Chairman William Shawcross said: "A lot of money is raised that goes to Syria, some of it undoubtedly goes to extremist groups.
The Disasters Emergency Committee represents the UK's 14 biggest charities including Oxfam, the British Red Cross and Save the Children.
Its Syria Crisis Appeal has raised over £20million so far.
Syrian president Bashar al-Assad
Peter Clarke, a former head of anti-terrorism at the Metropolitan Police who sits on the board of the commission, explained how the money could fall into the wrong hands once it arrived in Syria or surrounding countries.
“Once you get into these very difficult, dangerous areas it is hugely difficult for charities to track the final destination of their funds.”
“It is one of these 'fog of war’ issues where stuff can be diverted.”

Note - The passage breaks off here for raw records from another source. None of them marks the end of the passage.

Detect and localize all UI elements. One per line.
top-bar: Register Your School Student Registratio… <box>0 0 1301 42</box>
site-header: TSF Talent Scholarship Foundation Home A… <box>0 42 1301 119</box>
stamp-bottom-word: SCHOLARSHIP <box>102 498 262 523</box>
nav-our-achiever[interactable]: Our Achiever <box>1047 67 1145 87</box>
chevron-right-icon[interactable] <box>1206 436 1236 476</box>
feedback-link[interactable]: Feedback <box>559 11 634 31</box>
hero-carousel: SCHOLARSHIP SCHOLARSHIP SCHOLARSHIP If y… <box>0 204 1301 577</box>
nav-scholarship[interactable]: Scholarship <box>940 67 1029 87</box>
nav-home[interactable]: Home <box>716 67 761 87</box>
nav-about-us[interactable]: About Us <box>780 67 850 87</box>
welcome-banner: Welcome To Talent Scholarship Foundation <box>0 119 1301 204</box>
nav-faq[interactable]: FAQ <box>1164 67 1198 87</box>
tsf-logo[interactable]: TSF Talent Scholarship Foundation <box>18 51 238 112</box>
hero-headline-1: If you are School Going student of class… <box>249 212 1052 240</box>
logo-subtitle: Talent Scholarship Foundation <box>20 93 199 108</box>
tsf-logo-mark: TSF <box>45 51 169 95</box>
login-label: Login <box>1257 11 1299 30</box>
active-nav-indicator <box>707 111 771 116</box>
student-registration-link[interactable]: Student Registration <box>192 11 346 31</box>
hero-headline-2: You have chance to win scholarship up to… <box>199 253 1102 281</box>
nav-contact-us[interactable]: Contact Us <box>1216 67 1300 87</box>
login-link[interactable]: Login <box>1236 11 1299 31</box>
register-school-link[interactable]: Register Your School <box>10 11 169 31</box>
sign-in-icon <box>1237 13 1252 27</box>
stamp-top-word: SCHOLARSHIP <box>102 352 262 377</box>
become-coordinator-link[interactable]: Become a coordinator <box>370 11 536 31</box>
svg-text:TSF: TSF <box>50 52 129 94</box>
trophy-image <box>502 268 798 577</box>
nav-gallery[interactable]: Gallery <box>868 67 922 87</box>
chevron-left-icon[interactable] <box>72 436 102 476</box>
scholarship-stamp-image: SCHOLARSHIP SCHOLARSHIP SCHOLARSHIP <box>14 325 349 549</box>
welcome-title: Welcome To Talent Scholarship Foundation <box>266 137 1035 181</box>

Mr Clarke went on to tell how terrorists can set up fake charities in donor countries to attract funds.
People grieving over victims of a chemical weapon attack
“It is perfectly feasible for charities to be established as a sort of cover. We have not seen clear evidence of that yet,” he said.
“You can think of a host of different ways in which people giving money with the best possible intentions could find that it has been misappropriated.”
He added: “We know there is some abuse of charities by extremist terrorist organisations but the likelihood is the full extent of this will never be known.
“What we have got to do is try to stop as much of it as we possibly can.”